他拔出满城虎的剑,火速割断包、陶两人手腕的捆绳,再由包方山替他割除双手的束缚。

“家骅,咱们还是出不去。”包方山丢下剑自解脚上的捆绳:“外面一定有人把守……”

“总得碰碰运气。”杨家骅一面捆上昏厥的满城虎一面说:“总比束手待毙强些。包叔带上剑,非必要不可杀人,出了人命就不好办了,走!”

“你不要紧吧?他们揍得你好惨。”

“受得了,算不了什么。”

杨家骅领先,登上地道口,他急促地拍打上面的木盖,久久,方听到脚步声。

木盖有一条通风的长缝,上面有人声透入:“下面怎么啦?”

“那姓杨的小子伤发吐血。”他模仿满城虎的口音维妙维肖,这是他引诱满城虎说话的主要目的:“快把他拖上去救治,他快完了,快!”

“死了就算了,反正他们要死的……”

“死人能有用吗?快!糟!他又吐血了。”

接着,是一阵呕吐声。

“好吧,等一等。”上面的人说,接着传来搬动重物的声音。

木盖宽四尺,长八尺。上面那人刚扳起半尺,木盖突然在砰然大震中向上猛掀。

杨家骅急冲而上,两劈掌便将被木盖震得晕头转向的人击昏,缴了那人的单刀交给陶永顺,蛟龙脱困。
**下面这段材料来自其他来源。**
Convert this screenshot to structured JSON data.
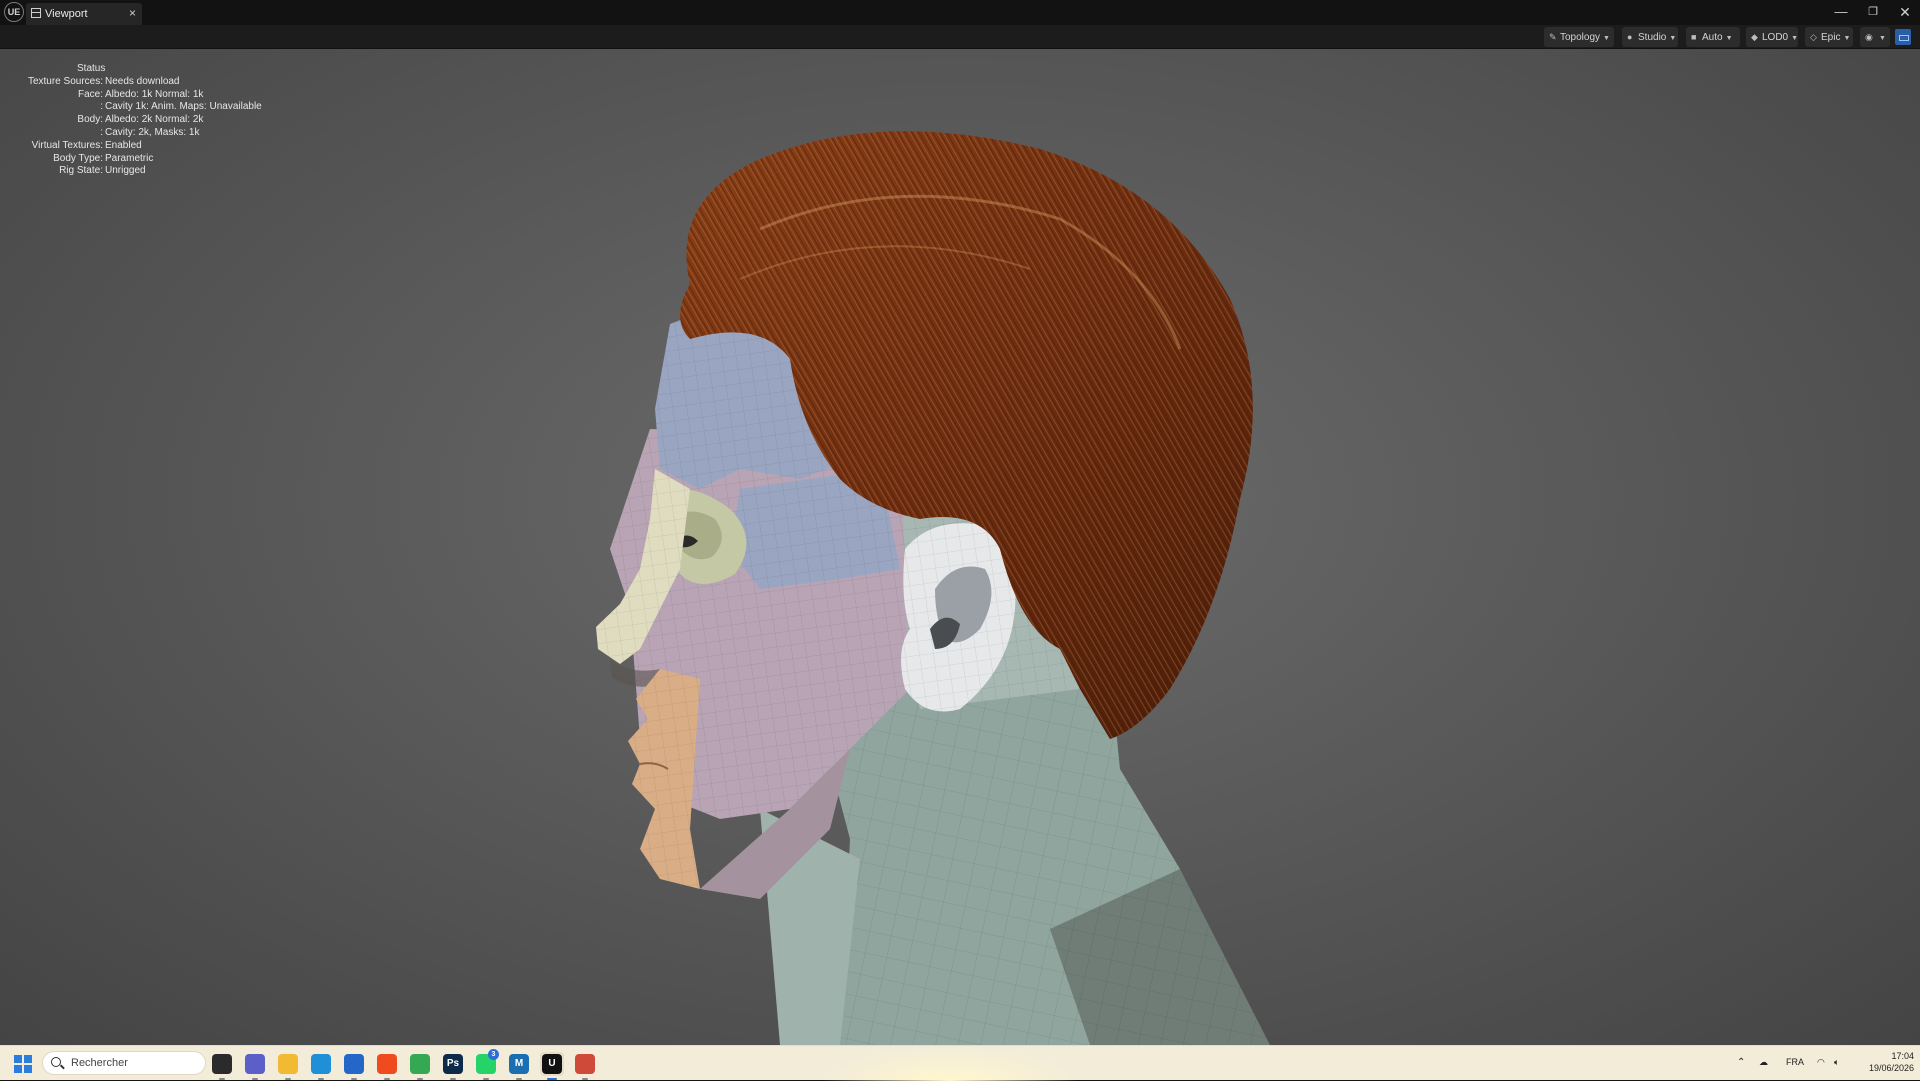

他们从屋后逃出,发觉这是南门附近的一栋大宅。外面罡风怒吼,但雪已经停了。远远地传来了四更末的更鼓声,天色不早了。

“包叔,事急矣!我得改变计划。”他向两人说:“咱们分头行事,如此这般……”

不久,他独自往城北的韦城客栈走,大街积雪近尺,白茫茫一无遮掩。他利用店铺的人行道逐段而进,前面十字街在望。

两个白色的人影,从对面西大街疾奔而来,速度奇快,前面那人似乎体形特别巨大,奔近才发现原来肩上扛了一个人。

“等一等后面接应的人。”走在后面的人说:“他们也许没接到咱们得手的信号,可能被北丐那老狗拦住了呢,所以……”

“别管他们。”扛着人的人说:“咱们将人弄到手,大可不必管他们,呃……”

转身跟在后面的杨家骅,已将后面的人打昏了,紧走两步伸手一扳扛着人的那人左肩,右手已勒在那人的咽喉往怀里一扳,制压住了,不片刻就昏厥在他一双铁臂下。

肩上的人砰然堕地,像是死人。

他丢下昏厥的人,俯身察看被扛的俘虏。

“打穴珠制住了右期门。”仍可说话的玉狐说:“用对穴震穴术可解。”

他听出是玉狐的嗓音,愣了一愣。

“我不知道你是真的内行。”他扶起玉狐苦笑说:“期门的对穴,相邻的有膈关、魂门,告诉我,该从何处下手?管用吗?”

“这……”

“你是怕羞。”他说:“好吧,我带你去找个会解穴的女人,那位假公子……”

“不要去找她!”玉狐急叫:“我死了她恐怕要高兴得做梦也在笑。你……快给我解穴。”

他将玉狐抱至屋角背风处,温暖、有力、稳定的大手,毫不迟疑探入玉狐腻滑而微凉的胸怀。

他用的是真气催经导引术,一种高深而极为安全有效的精妙解穴术,不是他这种年龄的人所能获致的通玄手法,那是得化半甲子岁月苦功方能有成的练气绝学。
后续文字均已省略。